Since we are
dealing with a visual medium we ought surely to look
for our defining criteria in what we actually see on the screen. It is
immediately apparent that there before our eyes is a whole range of "outer
forms." There is, first of all, the setting, the chief glory of many of
the films. Often it is outdoors, in very particular kinds of country: deserts,
mountains, plains, woods. Or it is indoors--but again, special kinds of
indoors: saloons, jails, courtrooms, ranch houses, hotels, riverboats,
brothels--all places frequented by those who live an outdoor and/or wandering
kind of life.
Then there
are the clothes: wide-brimmed hats, open-neck shirts with scarves, tight jeans
(which have become steadily tighter as the years have gone by), sometimes worn
with leather chaps and almost always with spurs and high-heeled boots; or,
alternatively, army uniforms or the wide but carefully distinguished variety of
Indian costume. There are also certain clothes for specialist occupations.
There are bootlace ties for gamblers and black gloves for psychopathic hired
guns; a man who wears a watch chain is often a judge; and a black hat can
denote a preacher; a bowler, a newspaperman. For women there are usually only
two sorts of clothes: wide, full skirts and tight bodices or the more tomboyish
jeans and shirt. (There is a third costume usually reserved for the Mexican
girl or prostitute-often synonymous-in which the bodice is looser and the
neckline appreciably lower.)
Third, there
are the various tools of the trade, principally weapons, and of these,
principally guns.
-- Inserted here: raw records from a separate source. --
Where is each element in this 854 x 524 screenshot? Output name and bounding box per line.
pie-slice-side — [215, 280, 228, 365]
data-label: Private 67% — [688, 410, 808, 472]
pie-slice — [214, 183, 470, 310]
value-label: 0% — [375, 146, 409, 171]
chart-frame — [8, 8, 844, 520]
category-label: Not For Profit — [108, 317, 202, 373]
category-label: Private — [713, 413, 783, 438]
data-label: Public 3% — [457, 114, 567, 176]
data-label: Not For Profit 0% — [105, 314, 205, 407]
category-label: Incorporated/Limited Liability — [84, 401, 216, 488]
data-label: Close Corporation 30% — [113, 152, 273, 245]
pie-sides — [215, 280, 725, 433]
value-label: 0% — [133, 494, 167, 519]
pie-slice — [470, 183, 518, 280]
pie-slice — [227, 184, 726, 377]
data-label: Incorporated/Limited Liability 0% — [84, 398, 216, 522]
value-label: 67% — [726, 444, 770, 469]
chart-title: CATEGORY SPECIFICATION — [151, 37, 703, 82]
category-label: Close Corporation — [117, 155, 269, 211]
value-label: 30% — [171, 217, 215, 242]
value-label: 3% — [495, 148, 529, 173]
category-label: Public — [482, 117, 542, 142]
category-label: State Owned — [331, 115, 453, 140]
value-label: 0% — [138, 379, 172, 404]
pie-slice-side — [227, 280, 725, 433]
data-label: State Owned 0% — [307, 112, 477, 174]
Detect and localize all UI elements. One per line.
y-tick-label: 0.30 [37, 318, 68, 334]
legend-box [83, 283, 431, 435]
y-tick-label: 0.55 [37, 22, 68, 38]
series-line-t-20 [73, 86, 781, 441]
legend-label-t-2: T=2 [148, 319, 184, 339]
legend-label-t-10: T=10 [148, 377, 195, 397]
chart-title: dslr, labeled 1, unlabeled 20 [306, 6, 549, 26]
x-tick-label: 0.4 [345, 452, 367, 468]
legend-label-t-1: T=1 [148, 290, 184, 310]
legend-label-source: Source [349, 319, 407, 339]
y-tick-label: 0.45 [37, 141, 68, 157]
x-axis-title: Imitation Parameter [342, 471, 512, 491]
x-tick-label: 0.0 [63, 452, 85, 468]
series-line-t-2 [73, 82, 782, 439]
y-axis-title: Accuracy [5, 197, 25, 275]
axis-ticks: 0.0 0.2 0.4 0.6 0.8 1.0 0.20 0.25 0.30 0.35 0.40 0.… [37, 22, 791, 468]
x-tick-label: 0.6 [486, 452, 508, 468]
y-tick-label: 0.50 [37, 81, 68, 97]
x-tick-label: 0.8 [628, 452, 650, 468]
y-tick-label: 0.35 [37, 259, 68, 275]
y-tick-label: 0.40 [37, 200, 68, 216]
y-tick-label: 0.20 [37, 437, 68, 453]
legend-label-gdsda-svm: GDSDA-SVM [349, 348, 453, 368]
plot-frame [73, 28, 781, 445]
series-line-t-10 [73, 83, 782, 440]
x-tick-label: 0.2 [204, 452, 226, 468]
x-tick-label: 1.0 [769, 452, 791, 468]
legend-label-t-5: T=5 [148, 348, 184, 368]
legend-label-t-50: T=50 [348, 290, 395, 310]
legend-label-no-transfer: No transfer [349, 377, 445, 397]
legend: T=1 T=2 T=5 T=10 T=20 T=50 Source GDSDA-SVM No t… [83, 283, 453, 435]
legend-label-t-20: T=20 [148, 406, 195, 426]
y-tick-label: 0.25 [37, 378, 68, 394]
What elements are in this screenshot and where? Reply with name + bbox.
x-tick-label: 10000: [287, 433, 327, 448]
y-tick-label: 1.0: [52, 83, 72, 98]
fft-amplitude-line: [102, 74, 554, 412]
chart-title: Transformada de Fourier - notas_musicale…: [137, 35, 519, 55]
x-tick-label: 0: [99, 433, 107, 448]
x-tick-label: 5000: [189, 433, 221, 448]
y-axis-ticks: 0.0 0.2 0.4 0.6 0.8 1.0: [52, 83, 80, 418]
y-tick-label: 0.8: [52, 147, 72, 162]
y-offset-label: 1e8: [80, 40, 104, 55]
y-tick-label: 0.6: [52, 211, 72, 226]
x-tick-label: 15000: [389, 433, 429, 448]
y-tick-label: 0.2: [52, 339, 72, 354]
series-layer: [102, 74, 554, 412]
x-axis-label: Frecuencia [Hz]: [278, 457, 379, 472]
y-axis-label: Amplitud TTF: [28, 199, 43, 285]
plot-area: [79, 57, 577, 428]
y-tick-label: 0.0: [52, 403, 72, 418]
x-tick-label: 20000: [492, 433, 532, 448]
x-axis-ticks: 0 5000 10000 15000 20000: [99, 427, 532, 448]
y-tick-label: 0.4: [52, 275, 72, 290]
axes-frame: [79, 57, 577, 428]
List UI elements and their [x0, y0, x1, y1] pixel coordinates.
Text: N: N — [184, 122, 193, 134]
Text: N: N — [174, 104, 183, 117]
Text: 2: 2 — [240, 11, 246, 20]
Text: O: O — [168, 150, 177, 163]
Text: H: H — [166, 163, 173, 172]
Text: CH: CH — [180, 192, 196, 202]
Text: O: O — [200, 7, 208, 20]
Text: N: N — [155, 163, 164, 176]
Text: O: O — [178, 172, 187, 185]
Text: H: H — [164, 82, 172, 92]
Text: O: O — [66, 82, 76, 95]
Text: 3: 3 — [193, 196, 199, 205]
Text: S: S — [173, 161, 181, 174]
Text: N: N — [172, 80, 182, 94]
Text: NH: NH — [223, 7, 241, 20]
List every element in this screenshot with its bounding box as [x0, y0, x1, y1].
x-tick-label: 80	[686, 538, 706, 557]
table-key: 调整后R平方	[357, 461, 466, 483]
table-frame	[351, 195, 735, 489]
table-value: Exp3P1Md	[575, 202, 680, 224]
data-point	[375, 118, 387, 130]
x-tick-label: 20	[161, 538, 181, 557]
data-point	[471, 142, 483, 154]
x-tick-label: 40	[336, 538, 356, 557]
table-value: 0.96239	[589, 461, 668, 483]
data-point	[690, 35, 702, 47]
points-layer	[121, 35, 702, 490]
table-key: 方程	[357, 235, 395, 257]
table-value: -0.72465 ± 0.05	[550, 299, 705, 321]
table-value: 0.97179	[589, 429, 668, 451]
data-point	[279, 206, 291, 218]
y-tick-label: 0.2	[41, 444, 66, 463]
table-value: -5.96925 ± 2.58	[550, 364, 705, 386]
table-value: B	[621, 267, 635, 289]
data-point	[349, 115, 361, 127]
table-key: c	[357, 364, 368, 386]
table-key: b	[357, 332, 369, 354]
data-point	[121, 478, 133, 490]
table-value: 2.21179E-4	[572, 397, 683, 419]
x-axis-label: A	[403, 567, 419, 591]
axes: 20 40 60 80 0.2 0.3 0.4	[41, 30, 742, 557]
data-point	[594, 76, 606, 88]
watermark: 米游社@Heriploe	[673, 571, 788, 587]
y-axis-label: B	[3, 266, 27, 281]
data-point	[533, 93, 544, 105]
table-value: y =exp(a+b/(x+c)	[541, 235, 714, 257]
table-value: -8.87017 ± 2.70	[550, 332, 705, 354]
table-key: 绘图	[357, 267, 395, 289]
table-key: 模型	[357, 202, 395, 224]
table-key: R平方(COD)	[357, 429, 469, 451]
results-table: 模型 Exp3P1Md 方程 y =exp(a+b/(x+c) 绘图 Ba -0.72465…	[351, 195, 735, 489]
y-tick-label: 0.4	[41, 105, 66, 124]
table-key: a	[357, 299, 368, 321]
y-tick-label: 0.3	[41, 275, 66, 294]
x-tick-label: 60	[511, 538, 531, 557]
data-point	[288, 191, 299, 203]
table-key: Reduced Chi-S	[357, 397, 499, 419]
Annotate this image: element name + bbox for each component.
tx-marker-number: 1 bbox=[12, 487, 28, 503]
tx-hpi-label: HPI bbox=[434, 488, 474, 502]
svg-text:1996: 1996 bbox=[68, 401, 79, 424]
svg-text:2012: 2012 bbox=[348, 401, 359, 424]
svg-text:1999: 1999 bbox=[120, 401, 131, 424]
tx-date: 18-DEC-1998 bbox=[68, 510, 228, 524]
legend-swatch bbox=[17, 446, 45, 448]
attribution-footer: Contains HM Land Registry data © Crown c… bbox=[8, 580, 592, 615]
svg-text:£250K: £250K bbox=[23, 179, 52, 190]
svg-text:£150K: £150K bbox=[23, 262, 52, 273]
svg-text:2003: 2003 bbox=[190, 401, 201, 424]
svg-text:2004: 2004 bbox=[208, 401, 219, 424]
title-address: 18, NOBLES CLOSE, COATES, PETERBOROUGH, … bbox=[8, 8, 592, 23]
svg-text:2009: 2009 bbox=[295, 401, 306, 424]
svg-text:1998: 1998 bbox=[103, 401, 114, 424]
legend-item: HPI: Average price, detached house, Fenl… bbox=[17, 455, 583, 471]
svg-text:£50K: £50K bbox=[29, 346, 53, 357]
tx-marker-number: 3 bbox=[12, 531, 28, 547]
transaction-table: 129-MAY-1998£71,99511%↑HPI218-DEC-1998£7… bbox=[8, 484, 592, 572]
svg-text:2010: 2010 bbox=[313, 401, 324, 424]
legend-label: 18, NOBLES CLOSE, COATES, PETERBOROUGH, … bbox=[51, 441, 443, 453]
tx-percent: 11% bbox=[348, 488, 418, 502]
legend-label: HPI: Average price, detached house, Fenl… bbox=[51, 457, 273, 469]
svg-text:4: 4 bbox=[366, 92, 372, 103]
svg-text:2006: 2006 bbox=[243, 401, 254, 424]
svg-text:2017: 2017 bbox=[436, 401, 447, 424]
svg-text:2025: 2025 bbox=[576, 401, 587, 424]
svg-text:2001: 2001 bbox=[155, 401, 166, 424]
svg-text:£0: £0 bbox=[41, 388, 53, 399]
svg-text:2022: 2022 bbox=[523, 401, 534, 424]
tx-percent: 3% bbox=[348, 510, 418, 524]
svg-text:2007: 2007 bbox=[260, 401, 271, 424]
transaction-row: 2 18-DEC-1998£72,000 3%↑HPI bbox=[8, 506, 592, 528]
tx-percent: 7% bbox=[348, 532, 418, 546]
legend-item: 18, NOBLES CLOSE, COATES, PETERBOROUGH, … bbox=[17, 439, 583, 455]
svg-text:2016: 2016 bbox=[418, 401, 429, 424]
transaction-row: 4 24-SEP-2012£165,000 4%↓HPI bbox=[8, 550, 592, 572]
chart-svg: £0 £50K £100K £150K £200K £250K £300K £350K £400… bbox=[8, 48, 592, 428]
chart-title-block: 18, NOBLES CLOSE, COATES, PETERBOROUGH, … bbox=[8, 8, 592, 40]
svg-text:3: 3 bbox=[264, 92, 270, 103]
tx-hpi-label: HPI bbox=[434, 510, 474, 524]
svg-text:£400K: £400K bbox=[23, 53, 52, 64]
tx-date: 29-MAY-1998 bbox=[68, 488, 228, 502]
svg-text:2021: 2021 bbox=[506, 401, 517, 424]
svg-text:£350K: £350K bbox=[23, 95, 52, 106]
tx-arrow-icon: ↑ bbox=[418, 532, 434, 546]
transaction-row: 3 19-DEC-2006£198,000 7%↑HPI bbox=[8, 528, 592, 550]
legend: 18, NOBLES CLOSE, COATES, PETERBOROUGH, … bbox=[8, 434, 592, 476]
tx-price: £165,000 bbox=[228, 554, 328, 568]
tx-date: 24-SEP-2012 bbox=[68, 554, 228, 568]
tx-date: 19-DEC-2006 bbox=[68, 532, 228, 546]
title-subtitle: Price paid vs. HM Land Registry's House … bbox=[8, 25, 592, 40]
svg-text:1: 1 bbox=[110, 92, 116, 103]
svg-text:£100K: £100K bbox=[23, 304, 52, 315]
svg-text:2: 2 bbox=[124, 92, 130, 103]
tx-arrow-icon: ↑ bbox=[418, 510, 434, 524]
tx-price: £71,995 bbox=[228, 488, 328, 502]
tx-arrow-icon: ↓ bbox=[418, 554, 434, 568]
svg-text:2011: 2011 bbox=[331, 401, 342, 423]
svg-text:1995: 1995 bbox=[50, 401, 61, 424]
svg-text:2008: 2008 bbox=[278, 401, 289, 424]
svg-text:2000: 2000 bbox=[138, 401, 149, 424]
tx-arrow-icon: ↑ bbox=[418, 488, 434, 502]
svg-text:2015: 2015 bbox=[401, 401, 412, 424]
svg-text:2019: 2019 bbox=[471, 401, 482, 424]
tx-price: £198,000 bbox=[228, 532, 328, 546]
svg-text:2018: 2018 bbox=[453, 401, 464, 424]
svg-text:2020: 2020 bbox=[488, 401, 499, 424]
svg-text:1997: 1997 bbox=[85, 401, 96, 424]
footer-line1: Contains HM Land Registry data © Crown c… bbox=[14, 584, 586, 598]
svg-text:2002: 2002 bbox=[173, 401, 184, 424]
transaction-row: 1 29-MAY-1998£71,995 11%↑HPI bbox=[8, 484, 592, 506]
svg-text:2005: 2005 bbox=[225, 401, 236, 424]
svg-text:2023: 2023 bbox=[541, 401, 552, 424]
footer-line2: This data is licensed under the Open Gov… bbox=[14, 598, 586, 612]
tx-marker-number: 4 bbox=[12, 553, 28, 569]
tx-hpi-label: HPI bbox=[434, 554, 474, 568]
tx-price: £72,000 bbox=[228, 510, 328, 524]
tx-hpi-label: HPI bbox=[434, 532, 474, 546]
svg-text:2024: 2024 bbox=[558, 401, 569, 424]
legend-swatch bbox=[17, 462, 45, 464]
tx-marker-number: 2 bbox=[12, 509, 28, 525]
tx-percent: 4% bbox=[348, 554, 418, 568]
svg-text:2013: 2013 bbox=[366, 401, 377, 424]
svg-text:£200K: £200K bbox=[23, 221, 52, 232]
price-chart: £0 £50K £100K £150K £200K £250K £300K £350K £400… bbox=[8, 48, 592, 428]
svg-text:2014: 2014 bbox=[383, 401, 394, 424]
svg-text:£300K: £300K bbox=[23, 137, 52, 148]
They are usually specifically identified: Colt 45'S,
Winchester and Springfield rifles, shotguns for certain situations (such as
robbing banks or facing a numerically superior enemy), and, in westerns of an
earlier period, single-shot, muzzle-loading muskets. Such care in the choice of
weapons is not mere pedantry nor dictated purely by considerations of
historical accuracy, for an incredible variety of arms were in use. The weapons
employed in the films are there for largely stylistic reasons; consider, for
example, the significant difference in the style of movement required to cock a
Winchester and a Lee-Enfield 303. Other weapons have their place: knives, often
the murderous looking Bowie type, whips (used by women or bullies), sometimes
cannon for the military, and assorted Indian hardware, notably the bow and
arrow. Again, there are specialist weapons. The man who wears a bootlace tie
should be watched carefully in case he produces a Derringer.
Next in
importance come horses, also used in formally differentiated ways. Indians ride
barebacked or with only a blanket, a sign perhaps of their closeness to the
animal world. White and black horses have frequently a symbolic function, and
if a woman does not ride sidesaddle she is no lady, though not always the worse for
that. Doctors and judges ride in a buggy, unless, like Doc Holliday, they have
ceased to practice. We know, too, what kind of people travel in stagecoaches:
in descending order of their entitlement to respect, women, gamblers, corset
salesmen, Easterners.
Fourth,
there is a large group of miscellaneous physical objects that recur and thereby
take on a formal function. Trains are invariably of the same kind, with
cowcatchers in front of the engine, carriages with a railed open platform at
the back (useful for fights), and seats either side of a central aisle. Mines,
general stores, and forts also feature largely, representing the corruption of
money, the virtue of honest industry, and an oasis of strength in a hostile
land. Indians, too, in spite of the more liberal attitudes of the last few
years, are still primarily important not as people in their own right but as
part of the setting.
All these
things operate as formal elements. That is to say, the films are not
"about" them any more than a sonnet is about fourteen lines in a
certain meter. For example, Winchester 73
(Anthony Mann, 1950) is not about the gun, which is a mere connecting device to
hold the story together. The film, like all films, is about people. Obviously the formal structure is looser than that of a
sonnet; not all the elements need be present. But if we say that a western is a
film that includes at least one of them (and of course the list is by no means
exhaustive), then we are saying something both intelligible and useful. The
visual conventions provide a framework within which the story can be told.
Edward Buscombe, “The Idea of Genre in the American Cinema,” Screen 11 (1970): 33-45.